Abstinence once more ..

So I am 8 days back into abstinence. Back to Overeaters Anonymous, the place I never thought I would go back to. The place of rules, consistent literature and life long membership, of which I arrogantly decided that I would never need or want. And what brought me here, is interestingly from a place renowned with freedom and fluidity , which in the Steps , I saw as lacking and what I perceived to be the demise of the program.

SO from my yoga mat I was brought to my knees in desperation. NO longer able to twist into places which before were the norm, not able to hold my body weight , collapsing into the place of safety , the child’s pose, the instructor says to me ‘ just do what you need to do for your body‘ and I just broke. Stones of weight that has come back insidiously over the last few years and wrapped itself around my bones just literally weighing me down and I lament at how much I hate being FAT. January pledges came and went and I find myself 3 months later with my weight peaking and my inability to stop eating running away with me. OA has been on my mind over the last few weeks. The idea pricking away at my mind , wrestling with the ambivalence.

But come a couple of days later and some re-reading of the basic literature I am actually suddenly inspired and refreshed – I was struck by some addiction teaching about the basic premises of pathways in the mind. And my motorway of overeating was well established , well lit up and easy to use – but in the corner of my mind, I knew that there was that dusty path that had worked and had been walked. I needed to exit the motorway , destined to be going in the opposite direction I wanted to go and my speed was increasing.

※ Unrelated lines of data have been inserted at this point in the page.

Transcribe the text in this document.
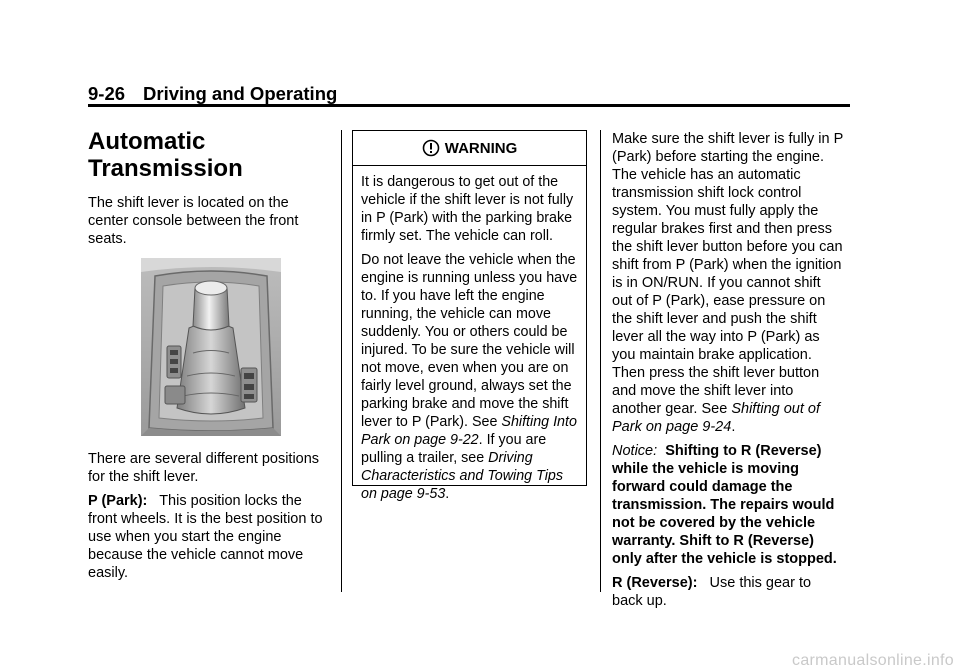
9-26 Driving and Operating
Automatic
Transmission

The shift lever is located on the center console between the front seats.

There are several different positions for the shift lever.

P (Park): This position locks the front wheels. It is the best position to use when you start the engine because the vehicle cannot move easily.

WARNING

It is dangerous to get out of the vehicle if the shift lever is not fully in P (Park) with the parking brake firmly set. The vehicle can roll.

Do not leave the vehicle when the engine is running unless you have to. If you have left the engine running, the vehicle can move suddenly. You or others could be injured. To be sure the vehicle will not move, even when you are on fairly level ground, always set the parking brake and move the shift lever to P (Park). See Shifting Into Park on page 9-22. If you are pulling a trailer, see Driving Characteristics and Towing Tips on page 9-53.

Make sure the shift lever is fully in P (Park) before starting the engine. The vehicle has an automatic transmission shift lock control system. You must fully apply the regular brakes first and then press the shift lever button before you can shift from P (Park) when the ignition is in ON/RUN. If you cannot shift out of P (Park), ease pressure on the shift lever and push the shift lever all the way into P (Park) as you maintain brake application. Then press the shift lever button and move the shift lever into another gear. See Shifting out of Park on page 9-24.

Notice: Shifting to R (Reverse) while the vehicle is moving forward could damage the transmission. The repairs would not be covered by the vehicle warranty. Shift to R (Reverse) only after the vehicle is stopped.

R (Reverse): Use this gear to back up.

carmanualsonline.info
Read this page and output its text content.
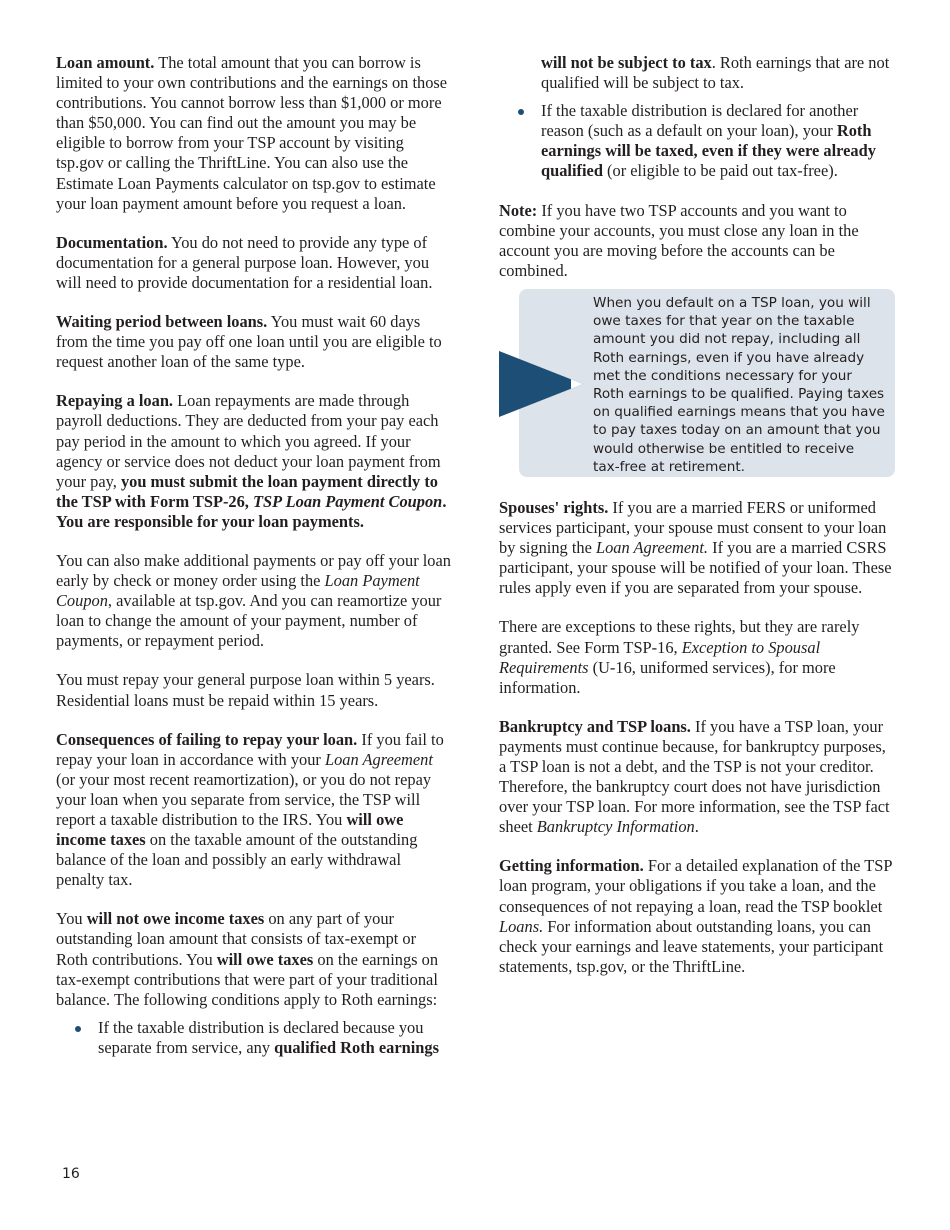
Loan amount. The total amount that you can borrow is limited to your own contributions and the earnings on those contributions. You cannot borrow less than $1,000 or more than $50,000. You can find out the amount you may be eligible to borrow from your TSP account by visiting tsp.gov or calling the ThriftLine. You can also use the Estimate Loan Payments calculator on tsp.gov to estimate your loan payment amount before you request a loan.

Documentation. You do not need to provide any type of documentation for a general purpose loan. However, you will need to provide documentation for a residential loan.

Waiting period between loans. You must wait 60 days from the time you pay off one loan until you are eligible to request another loan of the same type.

Repaying a loan. Loan repayments are made through payroll deductions. They are deducted from your pay each pay period in the amount to which you agreed. If your agency or service does not deduct your loan payment from your pay, you must submit the loan payment directly to the TSP with Form TSP-26, TSP Loan Payment Coupon. You are responsible for your loan payments.

You can also make additional payments or pay off your loan early by check or money order using the Loan Payment Coupon, available at tsp.gov. And you can reamortize your loan to change the amount of your payment, number of payments, or repayment period.

You must repay your general purpose loan within 5 years. Residential loans must be repaid within 15 years.

Consequences of failing to repay your loan. If you fail to repay your loan in accordance with your Loan Agreement (or your most recent reamortization), or you do not repay your loan when you separate from service, the TSP will report a taxable distribution to the IRS. You will owe income taxes on the taxable amount of the outstanding balance of the loan and possibly an early withdrawal penalty tax.

You will not owe income taxes on any part of your outstanding loan amount that consists of tax-exempt or Roth contributions. You will owe taxes on the earnings on tax-exempt contributions that were part of your traditional balance. The following conditions apply to Roth earnings:

If the taxable distribution is declared because you separate from service, any qualified Roth earnings
will not be subject to tax. Roth earnings that are not qualified will be subject to tax.
If the taxable distribution is declared for another reason (such as a default on your loan), your Roth earnings will be taxed, even if they were already qualified (or eligible to be paid out tax-free).

Note: If you have two TSP accounts and you want to combine your accounts, you must close any loan in the account you are moving before the accounts can be combined.

When you default on a TSP loan, you will owe taxes for that year on the taxable amount you did not repay, including all Roth earnings, even if you have already met the conditions necessary for your Roth earnings to be qualified. Paying taxes on qualified earnings means that you have to pay taxes today on an amount that you would otherwise be entitled to receive tax-free at retirement.

Spouses' rights. If you are a married FERS or uniformed services participant, your spouse must consent to your loan by signing the Loan Agreement. If you are a married CSRS participant, your spouse will be notified of your loan. These rules apply even if you are separated from your spouse.

There are exceptions to these rights, but they are rarely granted. See Form TSP-16, Exception to Spousal Requirements (U-16, uniformed services), for more information.

Bankruptcy and TSP loans. If you have a TSP loan, your payments must continue because, for bankruptcy purposes, a TSP loan is not a debt, and the TSP is not your creditor. Therefore, the bankruptcy court does not have jurisdiction over your TSP loan. For more information, see the TSP fact sheet Bankruptcy Information.

Getting information. For a detailed explanation of the TSP loan program, your obligations if you take a loan, and the consequences of not repaying a loan, read the TSP booklet Loans. For information about outstanding loans, you can check your earnings and leave statements, your participant statements, tsp.gov, or the ThriftLine.

16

So I sit here, 8 days in , after such an odd week of inspiring abstinence , knowing that on my own I could have never had done this. I decided that my higher power is called Mighty Force , but also known as Mother Fucker. I love the phrase motherfucker, it’s badass and it reverberates off the tongue and it just encapsulates my God. My previous God was the Conservative Christian one, The Lord Jesus, who I still place as part of my powers , but in my own way , with my own rules. Not one drawn up by the patriarchy.

And it feels like a haze, I feel channels of peace & creativity opening up and I wonder why – why haven’t I written, poems? Started projects? Because I have been so into the goddamn food I have been blinded. I can’t even pinpoint where I started to slip into the invisible hell. So insidiously has my weight and my addiction to food been – so cunning – the mind.